DeFi community: Ethical hacker retrieves $5.4M for Curve Finance amid exploit

During the crisis, the DeFi community stood by Curve Finance. On July 31, a white hat hacker managed

to retrieve around 2,879 Ether worth around $5.4 million from an exploiter and returned the ETH to

Curve Finance. Hours later, another ethical hacker seized almost 3,000 ETH and returned the ETH to Curve’s deployer address.

Amid fears of liquidation surrounding Egorov’s loans, Jun Du, the co-founder of Huobi,

purchased 10 million CRV for $4 million from Curve’s CEO. Additionally,

Aave Chan founder Marc Zeller proposed the Aave Treasury buy $2 million worth

of CRV tokens from the protocol.
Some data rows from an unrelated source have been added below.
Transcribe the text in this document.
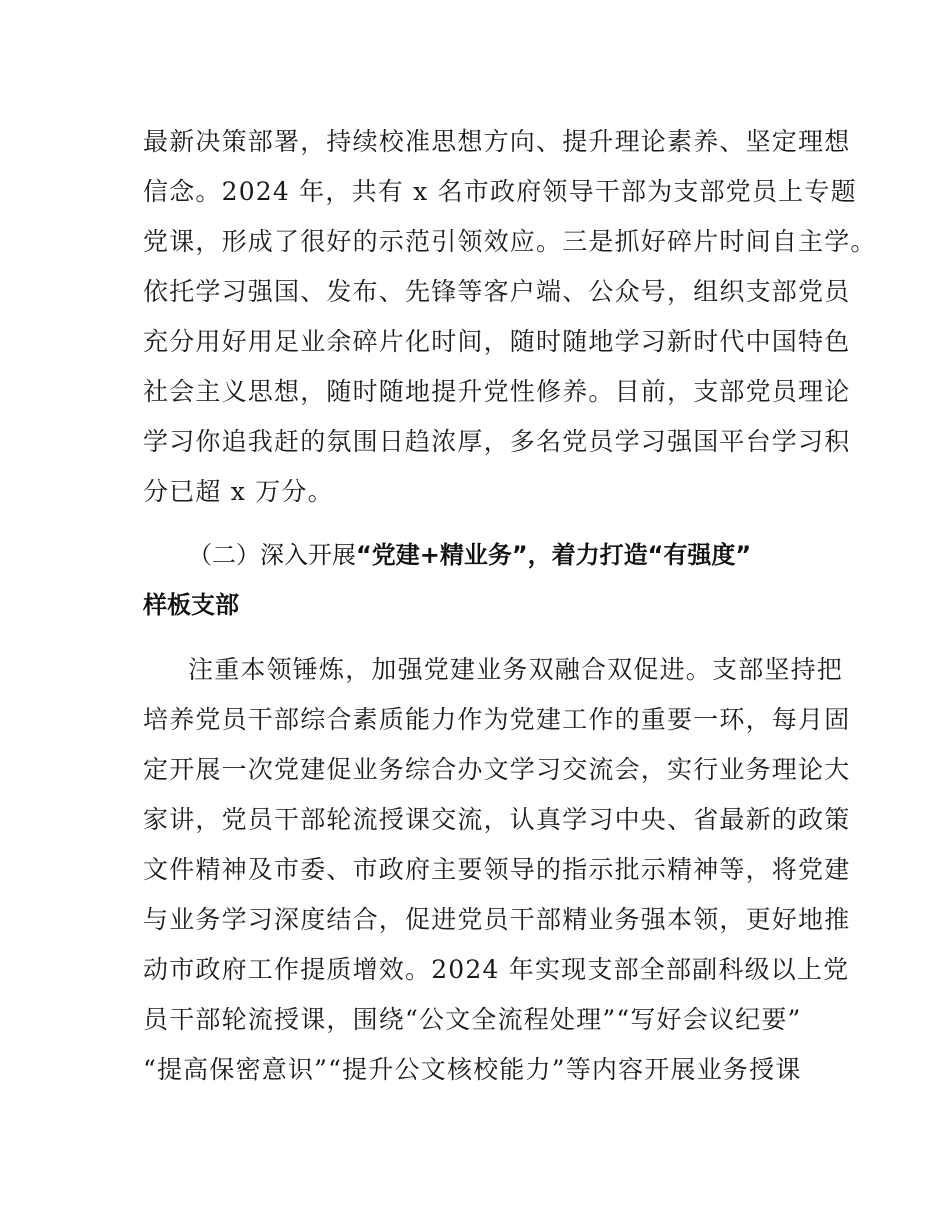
最新决策部署，持续校准思想方向、提升理论素养、坚定理想
信念。2024 年，共有 x 名市政府领导干部为支部党员上专题
党课，形成了很好的示范引领效应。三是抓好碎片时间自主学。
依托学习强国、发布、先锋等客户端、公众号，组织支部党员
充分用好用足业余碎片化时间，随时随地学习新时代中国特色
社会主义思想，随时随地提升党性修养。目前，支部党员理论
学习你追我赶的氛围日趋浓厚，多名党员学习强国平台学习积
分已超 x 万分。
（二）深入开展“党建+精业务”，着力打造“有强度”
样板支部
注重本领锤炼，加强党建业务双融合双促进。支部坚持把
培养党员干部综合素质能力作为党建工作的重要一环，每月固
定开展一次党建促业务综合办文学习交流会，实行业务理论大
家讲，党员干部轮流授课交流，认真学习中央、省最新的政策
文件精神及市委、市政府主要领导的指示批示精神等，将党建
与业务学习深度结合，促进党员干部精业务强本领，更好地推
动市政府工作提质增效。2024 年实现支部全部副科级以上党
员干部轮流授课，围绕“公文全流程处理”“写好会议纪要”
“提高保密意识”“提升公文核校能力”等内容开展业务授课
According to the proposal, the acquisition would signal that DeFi players support the health of the ecosystem.

Cross-chain lending platform Abracadabra Money also proposed

increasing the interest rate on its outstanding loans to manage risks associated with its exposure to CRV.

The return of funds: Curve, Metronome and Alchemix offering 10% bug bounty; hacker takes it

On Aug. 3, Curve, Metronome and Alchemix jointly announced an initiative to

recover stolen funds from the recent exploits of Curve’s pools. The protocols

offered a 10% bounty of the seized funds as a reward, urging those responsible

for the exploit to step forward and return the remaining 90%, which would bring the bounty close to $7 million.
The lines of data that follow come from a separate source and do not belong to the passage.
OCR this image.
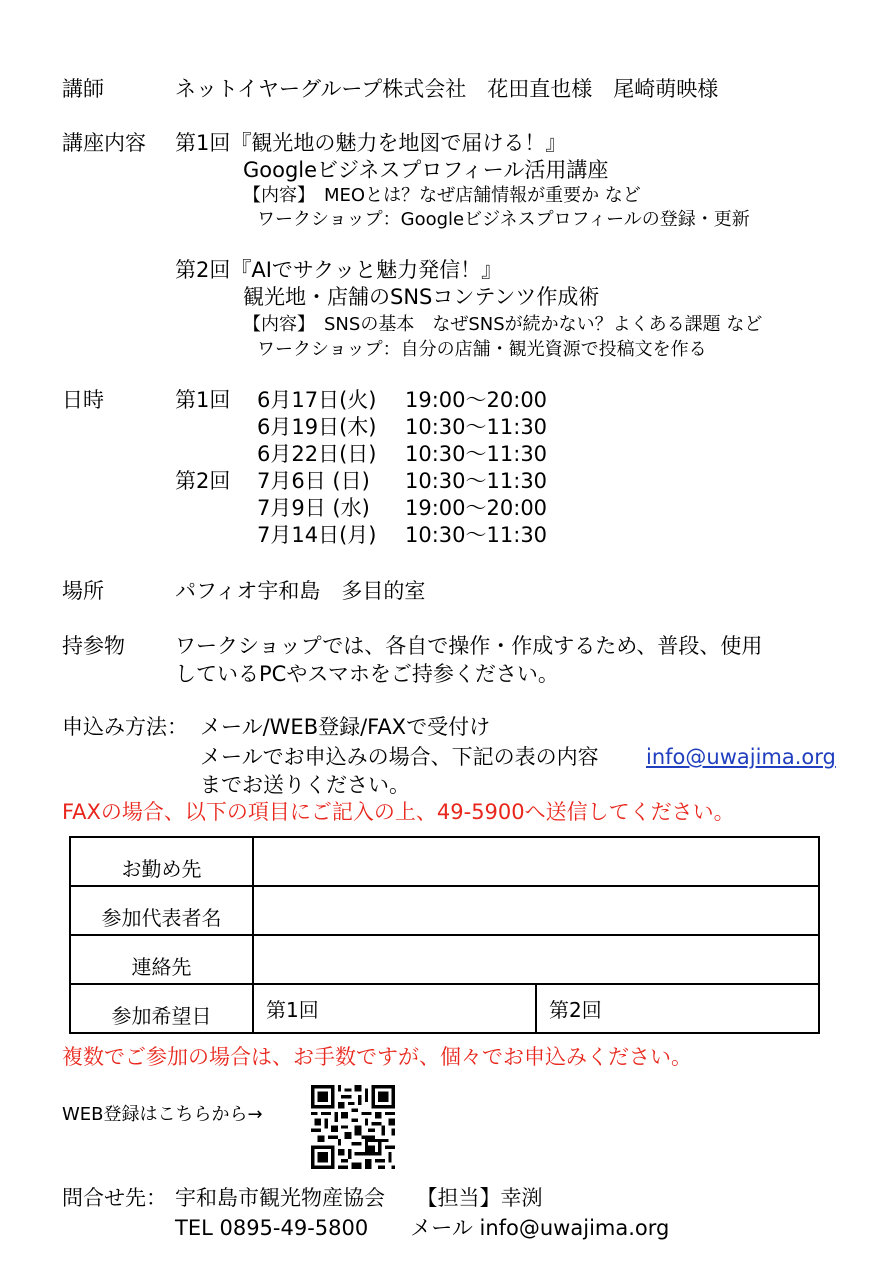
講師	ネットイヤーグループ株式会社　花田直也様　尾崎萌映様
講座内容 第1回『観光地の魅力を地図で届ける！』
Googleビジネスプロフィール活用講座
【内容】　MEOとは？なぜ店舗情報が重要か など
ワークショップ：Googleビジネスプロフィールの登録・更新
第2回『AIでサクッと魅力発信！』
観光地・店舗のSNSコンテンツ作成術
【内容】　SNSの基本　なぜSNSが続かない？よくある課題 など
ワークショップ：自分の店舗・観光資源で投稿文を作る
日時	第1回 6月17日(火) 19:00～20:00
6月19日(木) 10:30～11:30
6月22日(日) 10:30～11:30
第2回 7月6日 (日) 10:30～11:30
7月9日 (水) 19:00～20:00
7月14日(月) 10:30～11:30
場所	パフィオ宇和島　多目的室
持参物 ワークショップでは、各自で操作・作成するため、普段、使用
しているPCやスマホをご持参ください。
申込み方法： メール/WEB登録/FAXで受付け
メールでお申込みの場合、下記の表の内容 info@uwajima.org
までお送りください。
FAXの場合、以下の項目にご記入の上、49-5900へ送信してください。
お勤め先		
参加代表者名		
連絡先		
参加希望日	第1回	第2回
複数でご参加の場合は、お手数ですが、個々でお申込みください。
WEB登録はこちらから→
問合せ先： 宇和島市観光物産協会　　【担当】幸渕
TEL 0895-49-5800　　メール info@uwajima.org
The offer came with a guarantee of no further legal actions or involvement of

law enforcement. “We want to resolve this in a civilized manner,” the protocols wrote to the hacker.

In less than 24 hours, on Aug. 4, the original attacker for the

multimillion-dollar exploit apparently accepted the bounty offer

and began returning funds stolen a few days earlier. The hacker sent

back 4,820.55 Alchemix ETH (alETH), worth approximately $8,889,118, to the Alchemix Finance team, as well as 1 ETH, approximately $1,844, to the Curve Finance team.

The attacker also posted a message that seems to have

been directed at the Alchemix and Curve teams, claiming

to be willing to return the funds but only because the person

didn’t want to “ruin” the projects involved and not because the attacker was caught.

A total of $8.9 million worth of cryptocurrency has been returned at the time of writing, equal to roughly 15% of the total amount drained.